The Netherlands is the new hub for explicit child abuse images and videos, with Europe accounting for 60 percent of the global child abuse content, according to an annual report by the Internet Watch Foundation. In 2016, the number of web pages with abusive content increased 19 percent from 2015.

“For many years, we’ve seen the majority of child abuse images and videos hosted in North America,” said Susie Hargreaves, chief executive of the IWF. “It has now shifted to Europe, specifically the Netherlands.”

In 2015, 57 percent of websites with abusive content were from North America. The stricter policies enforced on ISPs on the continent to identify, remove and immediately report abusive content to authorities triggered the increase in Europe, and the 37 percent decrease in North America.

Approximately 34,000 web pages were detected in Europe, including Russia and Turkey. IWF removed 57,335 pages with abusive content in 2016 and created 122,972 quality assessed unique hashes for their Image Hash List – digital fingerprints of known abusive images.

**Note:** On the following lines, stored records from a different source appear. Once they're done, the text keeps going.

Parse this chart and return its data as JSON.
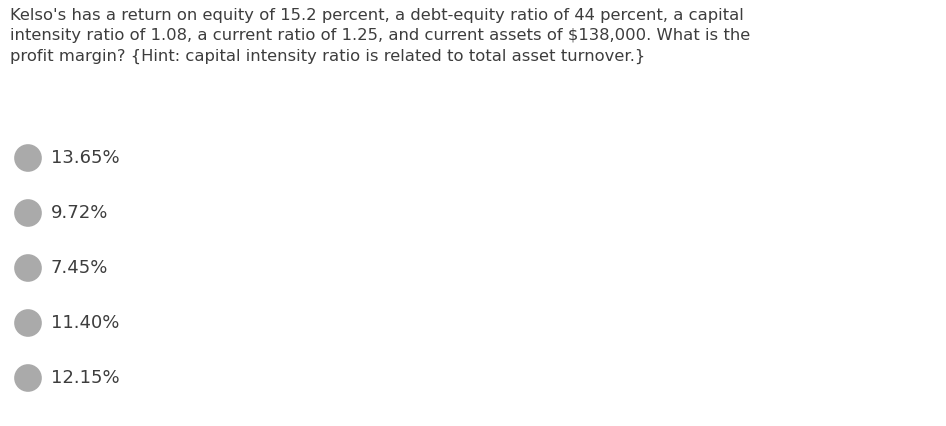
{
  "question_text": "Kelso's has a return on equity of 15.2 percent, a debt-equity ratio of 44 percent, a capital\nintensity ratio of 1.08, a current ratio of 1.25, and current assets of $138,000. What is the\nprofit margin? {Hint: capital intensity ratio is related to total asset turnover.}",
  "options": [
    "13.65%",
    "9.72%",
    "7.45%",
    "11.40%",
    "12.15%"
  ],
  "text_color": "#3d3d3d",
  "option_text_color": "#3d3d3d",
  "background_color": "#ffffff",
  "question_fontsize": 11.8,
  "option_fontsize": 13.0,
  "circle_edge_color": "#aaaaaa",
  "circle_face_color": "#f0f0f8",
  "fig_width": 9.46,
  "fig_height": 4.26,
  "dpi": 100
}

Detecting abusive content is becoming a challenge as masking techniques used by criminals to hide it have increased 112 percent, according to the report. The number of new hidden services rose every year between 2012 and 2015, but has decreased afterwards, to 41 in 2016.

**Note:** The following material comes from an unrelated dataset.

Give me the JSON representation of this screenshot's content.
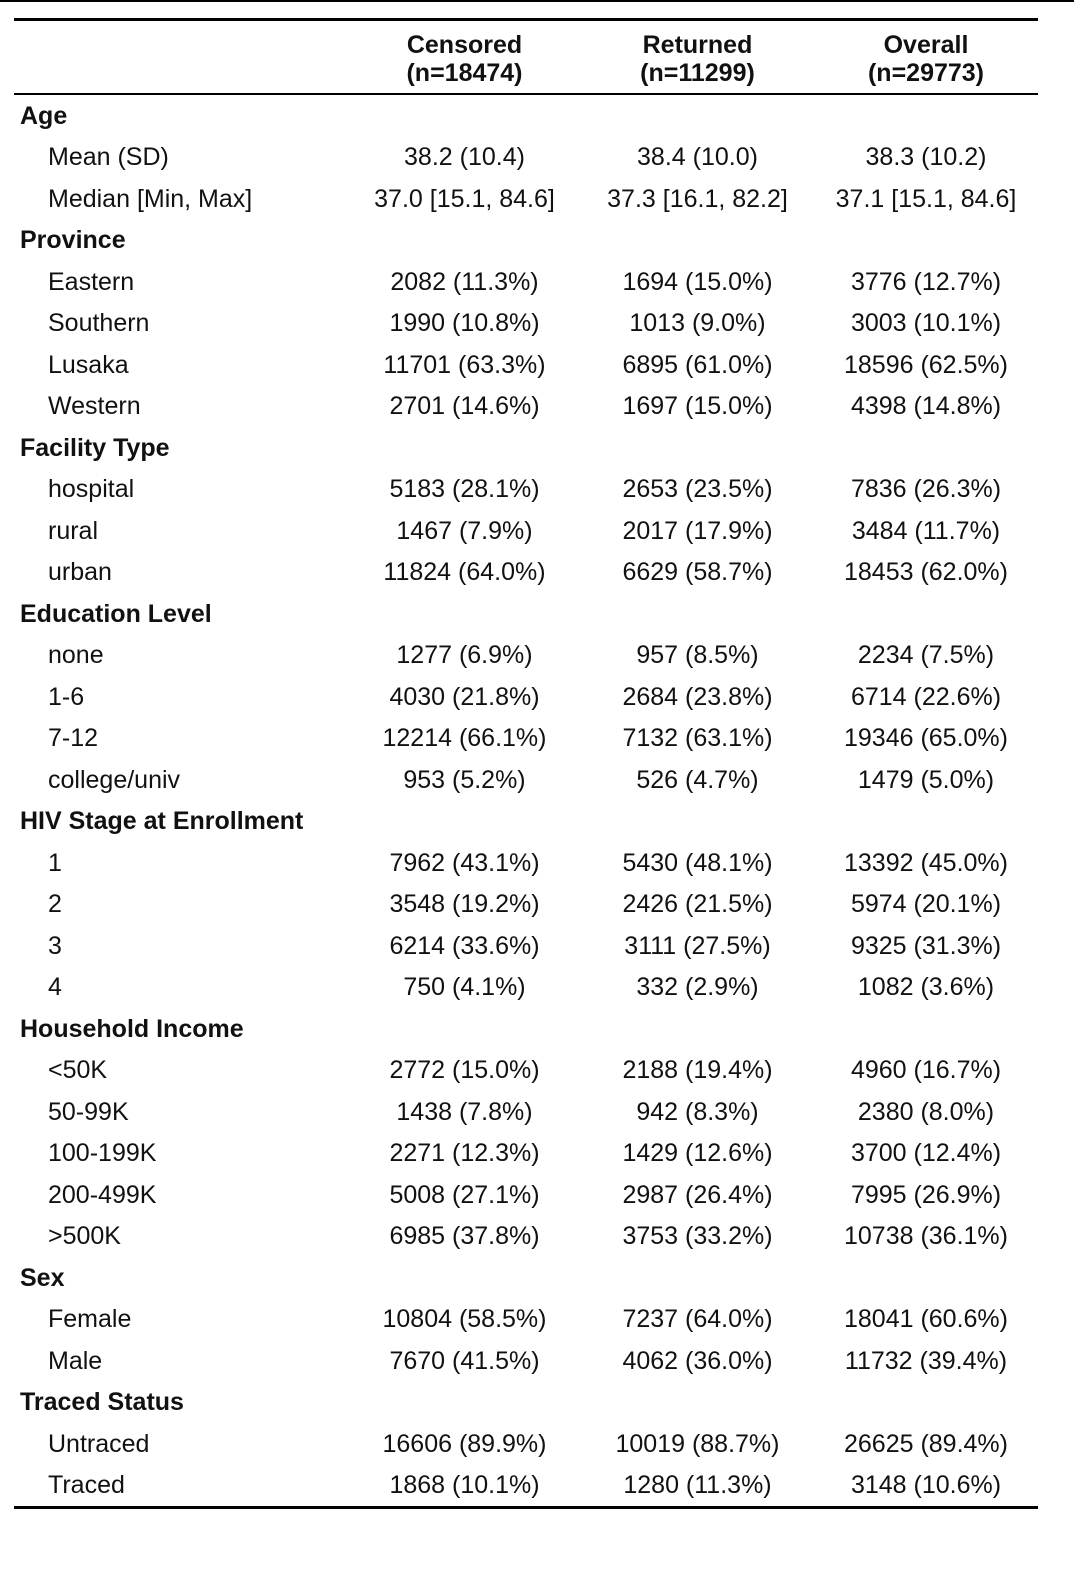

It’s hard to build a safer internet culture when criminals turn to the dark web for its use of proxy networks to host content. Because it is not indexed by search engines and is difficult to trace, IWF closely worked with national and international law enforcement in their investigation.

“The IWF is a critical player in the WePROTECT Global Alliance to end child exploitation online. I think we can all be proud that other countries look to the IWF as a model of good practice for their own reporting hotlines,” said UK’s Home Secretary, Amber Rudd MP.